1 Mayıs 2007’de bir kez daha açığa çıkan bu gereksinimin, her renkten burjuva ve küçük burjuva partilerin at koşturacağı yaklaşan seçimlerde giderilemeyeceği açık. Dahası, Marksist devrimci bir partiye olan gereksinim, burjuvazinin bu seçimler sonrasında yoğunlaşacağı şimdiden öngörülebilen saldırılarıyla birlikte giderek yakıcılaşmaktadır.
Ancak kapitalist sömürüye son vermeyi ve sosyalizmi hedefleyen böyle bir önderlik, bir günde inşa edilmez. Marksist devrimci önderlik, küçük burjuva radikalleriyle, merkezcilerle hatta Stalinistler ve sendika bürokratlarıyla flört edip onlara –ideolojik ve politik- ödünler vererek de kurulamaz. Bu tür girişimler, işçi sınıfının ve gençliğin devrimci önderliğini sabırla inşa etme yerine, on yıllarını bu kesimlere kur yaparak geçirmiş olan küçük burjuva acelecilerin “treni kaçırma“ korkusunun ürünü olmaktan başka bir şey değildir. Dahası, bu tür çabalar, işçi sınıfının öncü kesimlerini “burjuvaziye karşı mücadele“ adına ideolojik ve politik olarak küçük burjuvaziye yedeklemek; küçük burjuvazinin radikal kesimlerine, sendika bürokratlarına ve Stalinistlere sosyalist makyaj yapmaktan başka bir anlam taşımamaktadır.
İşçi sınıfını bu tür akımlara yedekleyen “aceleci“lerin yol açtığı felaketler, ortalama tarih bilgisine sahip hiç kimse için sır değil. Dolayısıyla, Türkiye işçi sınıfının, benzeri felaketleri yaşayarak “Amerika’yı yeniden keşfetme“si gerekmiyor.

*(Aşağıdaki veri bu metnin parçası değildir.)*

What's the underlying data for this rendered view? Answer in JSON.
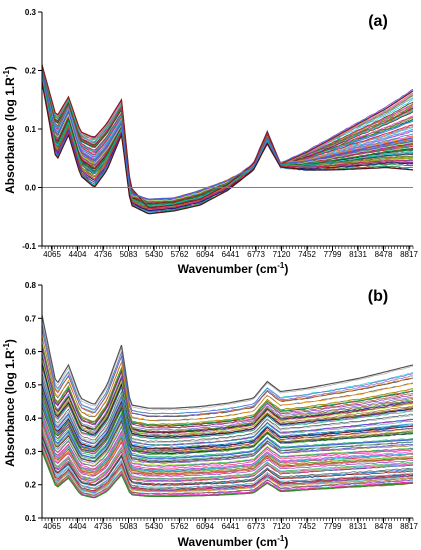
{
  "chart_data": [
    {
      "type": "line",
      "panel_label": "(a)",
      "xlabel": "Wavenumber (cm",
      "xlabel_sup": "-1",
      "xlabel_tail": ")",
      "ylabel": "Absorbance (log 1.R",
      "ylabel_sup": "-1",
      "ylabel_tail": ")",
      "x_ticks": [
        "4065",
        "4404",
        "4736",
        "5083",
        "5430",
        "5762",
        "6094",
        "6441",
        "6773",
        "7120",
        "7452",
        "7799",
        "8131",
        "8478",
        "8817"
      ],
      "y_ticks": [
        "-0.1",
        "0.0",
        "0.1",
        "0.2",
        "0.3"
      ],
      "ylim": [
        -0.1,
        0.3
      ],
      "xlim": [
        4065,
        8817
      ],
      "zero_line": true,
      "grid": false,
      "legend": "none",
      "series_count": 120,
      "series": [
        {
          "x": [
            4065,
            4250,
            4404,
            4560,
            4736,
            4900,
            5083,
            5200,
            5430,
            5762,
            6094,
            6441,
            6773,
            6950,
            7120,
            7452,
            7799,
            8131,
            8478,
            8817
          ],
          "y": [
            0.21,
            0.12,
            0.155,
            0.095,
            0.085,
            0.11,
            0.15,
            0.0,
            -0.035,
            -0.03,
            -0.02,
            0.005,
            0.04,
            0.095,
            0.04,
            0.06,
            0.085,
            0.11,
            0.135,
            0.165
          ]
        },
        {
          "x": [
            4065,
            4250,
            4404,
            4560,
            4736,
            4900,
            5083,
            5200,
            5430,
            5762,
            6094,
            6441,
            6773,
            6950,
            7120,
            7452,
            7799,
            8131,
            8478,
            8817
          ],
          "y": [
            0.2,
            0.085,
            0.13,
            0.06,
            0.045,
            0.07,
            0.11,
            -0.01,
            -0.02,
            -0.018,
            -0.005,
            0.012,
            0.035,
            0.085,
            0.04,
            0.045,
            0.055,
            0.065,
            0.075,
            0.085
          ]
        },
        {
          "x": [
            4065,
            4250,
            4404,
            4560,
            4736,
            4900,
            5083,
            5200,
            5430,
            5762,
            6094,
            6441,
            6773,
            6950,
            7120,
            7452,
            7799,
            8131,
            8478,
            8817
          ],
          "y": [
            0.18,
            0.045,
            0.09,
            0.02,
            0.0,
            0.03,
            0.09,
            -0.03,
            -0.045,
            -0.04,
            -0.03,
            -0.005,
            0.03,
            0.075,
            0.035,
            0.03,
            0.03,
            0.032,
            0.034,
            0.03
          ]
        }
      ]
    },
    {
      "type": "line",
      "panel_label": "(b)",
      "xlabel": "Wavenumber (cm",
      "xlabel_sup": "-1",
      "xlabel_tail": ")",
      "ylabel": "Absorbance (log 1.R",
      "ylabel_sup": "-1",
      "ylabel_tail": ")",
      "x_ticks": [
        "4065",
        "4404",
        "4736",
        "5083",
        "5430",
        "5762",
        "6094",
        "6441",
        "6773",
        "7120",
        "7452",
        "7799",
        "8131",
        "8478",
        "8817"
      ],
      "y_ticks": [
        "0.1",
        "0.2",
        "0.3",
        "0.4",
        "0.5",
        "0.6",
        "0.7",
        "0.8"
      ],
      "ylim": [
        0.1,
        0.8
      ],
      "xlim": [
        4065,
        8817
      ],
      "zero_line": false,
      "grid": false,
      "legend": "none",
      "series_count": 120,
      "series": [
        {
          "x": [
            4065,
            4250,
            4404,
            4560,
            4736,
            4900,
            5083,
            5200,
            5430,
            5762,
            6094,
            6441,
            6773,
            6950,
            7120,
            7452,
            7799,
            8131,
            8478,
            8817
          ],
          "y": [
            0.71,
            0.5,
            0.56,
            0.46,
            0.44,
            0.5,
            0.62,
            0.44,
            0.43,
            0.43,
            0.435,
            0.445,
            0.46,
            0.51,
            0.48,
            0.49,
            0.505,
            0.52,
            0.54,
            0.56
          ]
        },
        {
          "x": [
            4065,
            4250,
            4404,
            4560,
            4736,
            4900,
            5083,
            5200,
            5430,
            5762,
            6094,
            6441,
            6773,
            6950,
            7120,
            7452,
            7799,
            8131,
            8478,
            8817
          ],
          "y": [
            0.45,
            0.32,
            0.36,
            0.29,
            0.28,
            0.32,
            0.41,
            0.29,
            0.28,
            0.28,
            0.285,
            0.29,
            0.3,
            0.34,
            0.31,
            0.315,
            0.32,
            0.325,
            0.33,
            0.335
          ]
        },
        {
          "x": [
            4065,
            4250,
            4404,
            4560,
            4736,
            4900,
            5083,
            5200,
            5430,
            5762,
            6094,
            6441,
            6773,
            6950,
            7120,
            7452,
            7799,
            8131,
            8478,
            8817
          ],
          "y": [
            0.3,
            0.19,
            0.22,
            0.17,
            0.16,
            0.18,
            0.23,
            0.17,
            0.165,
            0.165,
            0.167,
            0.17,
            0.175,
            0.205,
            0.18,
            0.185,
            0.19,
            0.195,
            0.2,
            0.205
          ]
        }
      ]
    }
  ],
  "palette": [
    "#e6194b",
    "#3cb44b",
    "#4363d8",
    "#f58231",
    "#911eb4",
    "#42d4f4",
    "#f032e6",
    "#bfef45",
    "#469990",
    "#9a6324",
    "#800000",
    "#808000",
    "#000075",
    "#a9a9a9",
    "#ff69b4",
    "#00a86b",
    "#1e90ff",
    "#8b4513",
    "#ff8c00",
    "#6a5acd",
    "#2f4f4f",
    "#228b22",
    "#dc143c",
    "#00ced1"
  ],
  "colors": {
    "axis": "#000000",
    "zero_line": "#808080",
    "upper_envelope_a": "#8b1a1a",
    "lower_envelope_a": "#5a1010",
    "lower_envelope_b": "#2e8b2e"
  }
}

Bu topraklarda devrimci bir işçi sınıfı alternatifini yükseltmenin yolu, Marksist devrimci bir partiyi, kapitalizm adlı bu akıldışı sisteme karşı dünya çapında süren mücadelenin bir parçası olarak, adım adım inşa etmekten geçer.
Marksistler sosyalizmin bir dünya sistemi olduğundan ve işçi sınıfının burjuvazinin uluslararası düzeyde örgütlü saldırılarına, yalnızca aynı düzeyde örgütlü bir yapıyla karşı koyabileceği gerçeğinden hareket ederler. Türkiye’deki mülk sahibi sınıflar uluslararası sermayenin organik bileşenleridir. Onların içinde uluslararası sermayeden bağımsız ve / veya ona “alternatif“ olabilecek “ulusal“ vb. bir kesim söz konusu değildir.
Türkiyeli emekçiler ve gençlik, kapitalist sömürüye son vermek; üzerinde yaşadığımız topraklarda işçi sınıfının öncüsünü devrimci bir partide örgütlemek için, aynı zamanda bir dünya partisi içinde, diğer uluslardan yoldaşlarıyla birlikte yürümek zorundadır. Bu, temellerini Lenin’in attığı Komünist Enternasyonal’in devamı olarak Troçki ve yoldaşlarının kurduğu; bütün tasfiye girişimlerine karşın varlığını sürdüren Dördüncü Enternasyonal’dir.